Si elle sait qu'elle n'a pas utilisé le terme de "terrorisme" dans cette affaire, c'est qu'elle a laissé ça à d'autres de manière bien orchestrée (ici ou ). Trop occupée qu'elle était déjà, à d'une part, se féliciter partout du résultat expéditif de l'enquête éclaire menée par la SDAT (sous direction anti terroriste) qu'elle a fait applaudir à l'assemblée nationale, et à d'autre part, nourrir par idéologie l'amalgame entre les inculpés du 11 novembre, sa dernière lubie (la nébuleuse mouvance anarco-autonome qu'elle rebaptisera "Ultragauche") et des groupes comme action directe ou les brigades rouges.
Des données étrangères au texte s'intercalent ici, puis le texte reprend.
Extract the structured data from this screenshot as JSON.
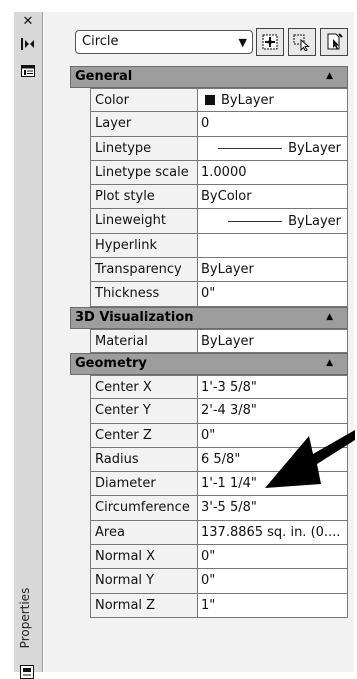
{
  "window": {
    "title": "Properties"
  },
  "object_type": {
    "selected": "Circle"
  },
  "sections": [
    {
      "title": "General",
      "rows": [
        {
          "name": "Color",
          "value": "ByLayer",
          "kind": "color",
          "swatch": "#111111"
        },
        {
          "name": "Layer",
          "value": "0",
          "kind": "text"
        },
        {
          "name": "Linetype",
          "value": "ByLayer",
          "kind": "line"
        },
        {
          "name": "Linetype scale",
          "value": "1.0000",
          "kind": "text"
        },
        {
          "name": "Plot style",
          "value": "ByColor",
          "kind": "text"
        },
        {
          "name": "Lineweight",
          "value": "ByLayer",
          "kind": "line"
        },
        {
          "name": "Hyperlink",
          "value": "",
          "kind": "text"
        },
        {
          "name": "Transparency",
          "value": "ByLayer",
          "kind": "text"
        },
        {
          "name": "Thickness",
          "value": "0\"",
          "kind": "text"
        }
      ]
    },
    {
      "title": "3D Visualization",
      "rows": [
        {
          "name": "Material",
          "value": "ByLayer",
          "kind": "text"
        }
      ]
    },
    {
      "title": "Geometry",
      "rows": [
        {
          "name": "Center X",
          "value": "1'-3 5/8\"",
          "kind": "text"
        },
        {
          "name": "Center Y",
          "value": "2'-4 3/8\"",
          "kind": "text"
        },
        {
          "name": "Center Z",
          "value": "0\"",
          "kind": "text"
        },
        {
          "name": "Radius",
          "value": "6 5/8\"",
          "kind": "text"
        },
        {
          "name": "Diameter",
          "value": "1'-1 1/4\"",
          "kind": "text"
        },
        {
          "name": "Circumference",
          "value": "3'-5 5/8\"",
          "kind": "text"
        },
        {
          "name": "Area",
          "value": "137.8865 sq. in. (0....",
          "kind": "text"
        },
        {
          "name": "Normal X",
          "value": "0\"",
          "kind": "text"
        },
        {
          "name": "Normal Y",
          "value": "0\"",
          "kind": "text"
        },
        {
          "name": "Normal Z",
          "value": "1\"",
          "kind": "text"
        }
      ]
    }
  ],
  "icons": {
    "close": "close-icon",
    "autohide": "auto-hide-icon",
    "properties_menu": "properties-menu-icon",
    "pickadd": "toggle-pickadd-icon",
    "select_objects": "select-objects-icon",
    "quick_select": "quick-select-icon",
    "collapse": "collapse-up-icon"
  },
  "colors": {
    "section_header": "#9d9d9d",
    "panel_bg": "#f2f2f2"
  }
}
Amalgame volontaire pour alimenter une construction destinée à la "pacification sociale" au sein de la sncf comme dans le reste de la population, construction censée impressionner toute forme de contestation et attirer à sa clique le soutien des "citoyens" face à une menace désignée par l'intermédiaire des journaflics (qu'elle dénonce pourtant dans cet entretien).

Tout au long de l'enquête, elle a bien joué son simple rôle de communicante et en fut d'ailleurs remerciée par une visite de C.Guéant (secrétaire général de l'Élysée) lors d'une assemblée de son "parti de poche" : Le Chêne.

Maintenant à la justice, notre Tartarin de St Jean de Luz, va pouvoir suivre et superviser cette "histoire" jusqu'au bout, avec l'aide émérite du désormais célèbre procureur Marin surnommé à maintes reprises dans les cercles du pouvoir : "l'homme de la situation".